In dynasty formats, this is by far a bad landing spot. One can argue with 32-year-old Keenan Allen on an expiring contract and DJ Moore with only two years left on his contract that this is an excellent spot for Rome Odunze. In redraft or best ball formats, however, Odunze’s rookie season ceiling is somewhat capped by the competition he faces from an excellent surrounding cast that the Bears have given Caleb Williams. When Justin Fields entered the league he had Allen Robinson, Darnell Mooney and Marquise Goodwin to throw to, as well as a very porous offensive line.

Williams finds himself with two receivers coming off career years and a wide receiver that could have been the first one drafted if he had come out a year ago. Odunze will have spike weeks because he is a very talented player, but will he be the first or second choice on plays?

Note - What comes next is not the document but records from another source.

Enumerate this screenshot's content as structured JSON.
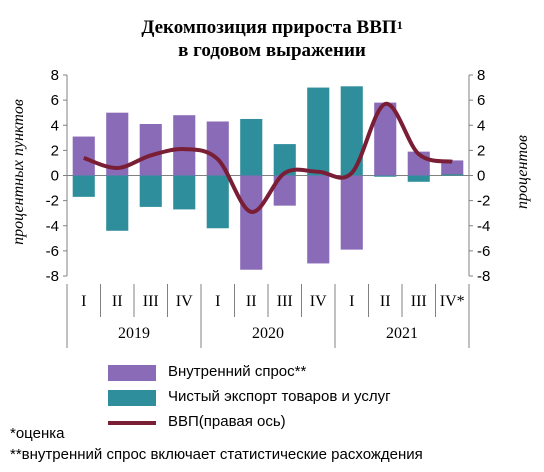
{
  "title": {
    "line1": "Декомпозиция прироста ВВП",
    "sup": "1",
    "line2": "в годовом выражении"
  },
  "notes": {
    "estimate": "*оценка",
    "discrepancy": "**внутренний спрос включает статистические расхождения"
  },
  "colors": {
    "demand": "#8a6bb8",
    "export": "#2f8e9c",
    "gdp": "#7a1e36",
    "grid": "#808080"
  },
  "chart_data": {
    "type": "bar",
    "ylabel_left": "процентных пунктов",
    "ylabel_right": "процентов",
    "ylim": [
      -8,
      8
    ],
    "y_ticks": [
      "8",
      "6",
      "4",
      "2",
      "0",
      "-2",
      "-4",
      "-6",
      "-8"
    ],
    "quarters": [
      "I",
      "II",
      "III",
      "IV",
      "I",
      "II",
      "III",
      "IV",
      "I",
      "II",
      "III",
      "IV*"
    ],
    "years": [
      "2019",
      "2020",
      "2021"
    ],
    "series": [
      {
        "name": "Внутренний спрос**",
        "kind": "bar",
        "values": [
          3.1,
          5.0,
          4.1,
          4.8,
          4.3,
          -7.5,
          -2.4,
          -7.0,
          -5.9,
          5.8,
          1.9,
          1.2
        ]
      },
      {
        "name": "Чистый экспорт товаров и услуг",
        "kind": "bar",
        "values": [
          -1.7,
          -4.4,
          -2.5,
          -2.7,
          -4.2,
          4.5,
          2.5,
          7.0,
          7.1,
          -0.1,
          -0.5,
          0.1
        ]
      },
      {
        "name": "ВВП(правая ось)",
        "kind": "line",
        "axis": "right",
        "values": [
          1.4,
          0.6,
          1.6,
          2.1,
          1.3,
          -2.9,
          0.2,
          0.3,
          0.2,
          5.7,
          1.7,
          1.1
        ]
      }
    ]
  }
}
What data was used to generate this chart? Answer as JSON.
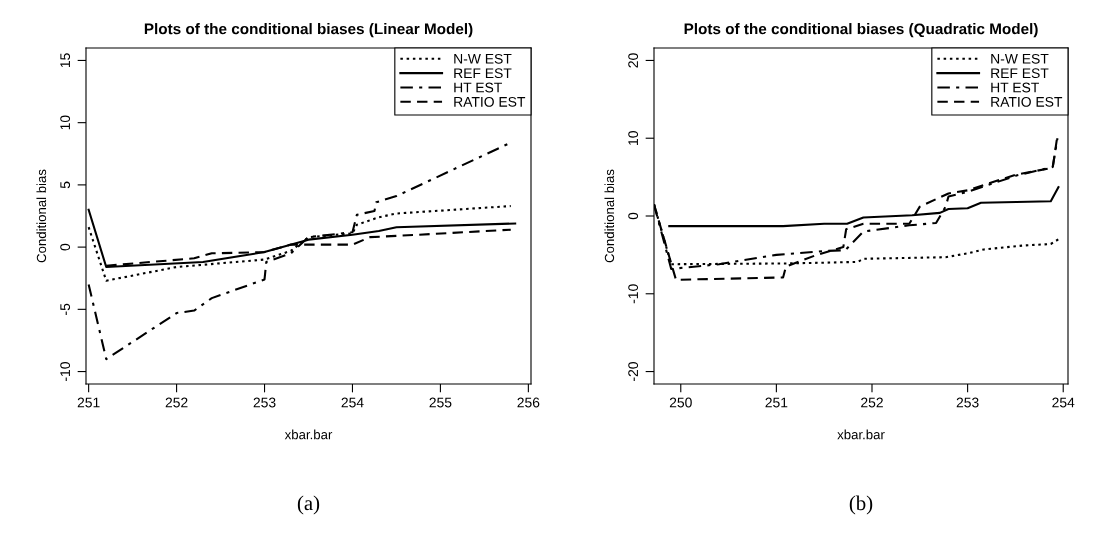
{
  "chart_data": [
    {
      "type": "line",
      "title": "Plots of the conditional biases (Linear Model)",
      "xlabel": "xbar.bar",
      "ylabel": "Conditional bias",
      "xlim": [
        250.97,
        256.03
      ],
      "ylim": [
        -11,
        16
      ],
      "xticks": [
        251,
        252,
        253,
        254,
        255,
        256
      ],
      "yticks": [
        -10,
        -5,
        0,
        5,
        10,
        15
      ],
      "legend": "top right",
      "grid": false,
      "annotations": [
        "(a)"
      ],
      "series": [
        {
          "name": "N-W EST",
          "color": "#000000",
          "line_style": "dotted",
          "x": [
            251.0,
            251.2,
            252.0,
            253.0,
            253.3,
            253.5,
            254.0,
            254.05,
            254.3,
            254.5,
            255.8
          ],
          "values": [
            1.6,
            -2.7,
            -1.6,
            -1.0,
            -0.3,
            0.8,
            1.1,
            1.8,
            2.4,
            2.7,
            3.3
          ]
        },
        {
          "name": "REF EST",
          "color": "#000000",
          "line_style": "solid",
          "x": [
            251.0,
            251.2,
            252.3,
            253.0,
            253.5,
            254.0,
            254.3,
            254.5,
            255.85
          ],
          "values": [
            3.0,
            -1.6,
            -1.2,
            -0.4,
            0.6,
            1.0,
            1.3,
            1.6,
            1.9
          ]
        },
        {
          "name": "HT EST",
          "color": "#000000",
          "line_style": "dashdot",
          "x": [
            251.0,
            251.2,
            252.0,
            252.2,
            252.4,
            253.0,
            253.02,
            253.3,
            253.5,
            254.0,
            254.05,
            254.25,
            254.27,
            254.5,
            255.77
          ],
          "values": [
            -3.0,
            -9.0,
            -5.3,
            -5.1,
            -4.1,
            -2.6,
            -1.2,
            -0.5,
            0.8,
            1.2,
            2.6,
            2.9,
            3.6,
            4.1,
            8.3
          ]
        },
        {
          "name": "RATIO EST",
          "color": "#000000",
          "line_style": "dashed",
          "x": [
            251.2,
            252.2,
            252.4,
            253.0,
            253.3,
            253.6,
            254.0,
            254.2,
            254.5,
            255.8
          ],
          "values": [
            -1.5,
            -0.9,
            -0.5,
            -0.4,
            0.2,
            0.2,
            0.2,
            0.8,
            0.9,
            1.4
          ]
        }
      ]
    },
    {
      "type": "line",
      "title": "Plots of the conditional biases (Quadratic Model)",
      "xlabel": "xbar.bar",
      "ylabel": "Conditional bias",
      "xlim": [
        249.72,
        254.05
      ],
      "ylim": [
        -21.6,
        21.6
      ],
      "xticks": [
        250,
        251,
        252,
        253,
        254
      ],
      "yticks": [
        -20,
        -10,
        0,
        10,
        20
      ],
      "legend": "top right",
      "grid": false,
      "annotations": [
        "(b)"
      ],
      "series": [
        {
          "name": "N-W EST",
          "color": "#000000",
          "line_style": "dotted",
          "x": [
            249.72,
            249.9,
            251.1,
            251.5,
            251.85,
            251.91,
            252.77,
            253.0,
            253.17,
            253.58,
            253.87,
            253.95
          ],
          "values": [
            1.5,
            -6.2,
            -6.1,
            -6.0,
            -5.9,
            -5.5,
            -5.3,
            -4.8,
            -4.3,
            -3.8,
            -3.6,
            -3.0
          ]
        },
        {
          "name": "REF EST",
          "color": "#000000",
          "line_style": "solid",
          "x": [
            249.88,
            251.07,
            251.5,
            251.74,
            251.91,
            252.42,
            252.71,
            252.8,
            253.0,
            253.14,
            253.51,
            253.87,
            253.95
          ],
          "values": [
            -1.3,
            -1.3,
            -1.0,
            -1.0,
            -0.2,
            0.1,
            0.4,
            0.9,
            1.0,
            1.7,
            1.8,
            1.9,
            3.7
          ]
        },
        {
          "name": "HT EST",
          "color": "#000000",
          "line_style": "dashdot",
          "x": [
            249.72,
            249.9,
            250.4,
            251.0,
            251.5,
            251.72,
            251.91,
            252.39,
            252.67,
            252.77,
            252.8,
            253.0,
            253.51,
            253.89,
            253.94
          ],
          "values": [
            1.5,
            -6.8,
            -6.2,
            -5.0,
            -4.5,
            -4.4,
            -2.0,
            -1.2,
            -0.9,
            1.2,
            2.5,
            3.1,
            5.2,
            6.3,
            10.0
          ]
        },
        {
          "name": "RATIO EST",
          "color": "#000000",
          "line_style": "dashed",
          "x": [
            249.72,
            249.95,
            251.07,
            251.1,
            251.4,
            251.7,
            251.73,
            251.91,
            252.39,
            252.5,
            252.8,
            253.0,
            253.5,
            253.89,
            253.94
          ],
          "values": [
            1.5,
            -8.2,
            -7.9,
            -6.5,
            -5.1,
            -4.0,
            -1.7,
            -1.0,
            -1.0,
            1.2,
            2.9,
            3.3,
            5.3,
            6.2,
            10.4
          ]
        }
      ]
    }
  ]
}
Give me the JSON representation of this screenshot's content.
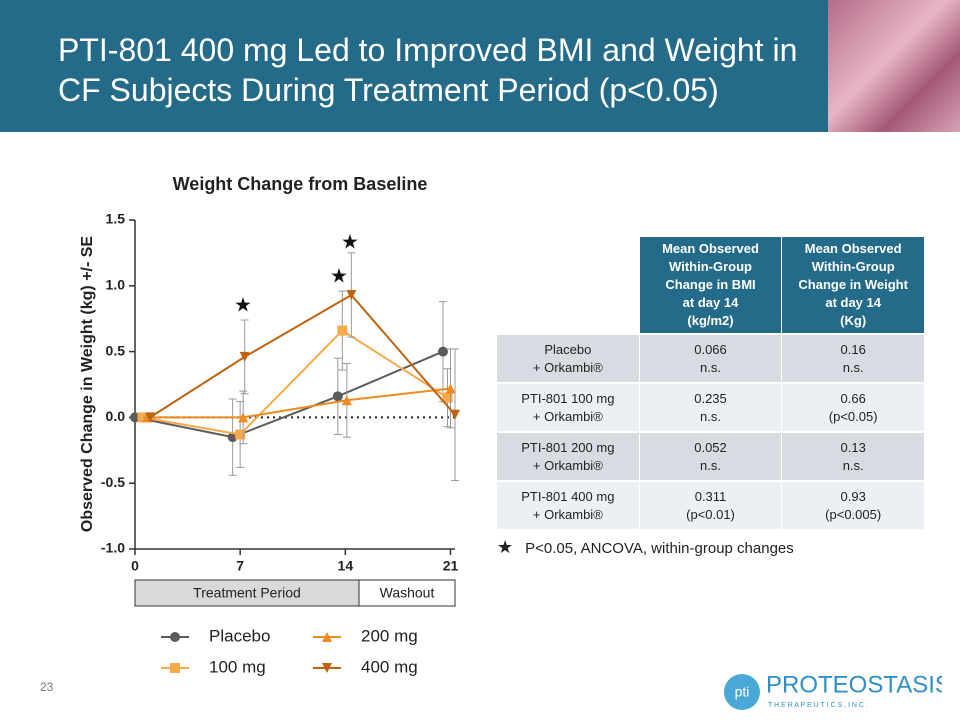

Both Allen and Moore earned targets at a rate of over 2.3 yards per route run in 2023, so something has to give and the rookie is most likely the one to struggle to earn snaps the majority of the season.

TE Brock Bowers to the Las Vegas Raiders

The Brock Bowers slide felt inevitable as he became a non-storyline throughout the NFL offseason due to lingering hamstring issues. Without athletic testing, Bowers generated less buzz than he saw over the last few years. A player once viewed as prolific wasn’t at the forefront of conversations in the way he could have been. It’s also possible some NFL teams have wisened up to the lack of value in taking a first-round tight end after seeing players like Kyle Pitts, Hayden Hurst, Noah Fant, David Njoku, OJ Howard and Evan Engram all either take a long time to return value or never do so.

The Raiders deserve praise for sticking to their board and taking the best player available, something many teams preach but rarely do when on the clock. Now they find themselves with the welcome problem of having two talented tight ends to accommodate. Michael Mayer was viewed by some as the TE1 heading into the 2023 NFL Draft. Like many rookie tight ends, he didn’t hit the ground running. The expectation is he could take the leap in 2024, now with having to share snaps with Bowers.

With the Raiders potentially ping-ponging back and forth between Gardner Minshew and Aidan O’Connell at quarterback things might be less fruitful for either tight end. Minshew ranked 21st in passing expected points added (EPA) among QBs with 50+ pass attempts, while O’Connell ranked 34th. Minshew ranked 34th in completion rate with O’Connell 38th. Given the above-average receiving options in Las Vegas but the substandard quarterback play, Bowers will have to fight for every target. He might end up mainly seeing designed plays as a way to get on the field early, but little else until deep in the season.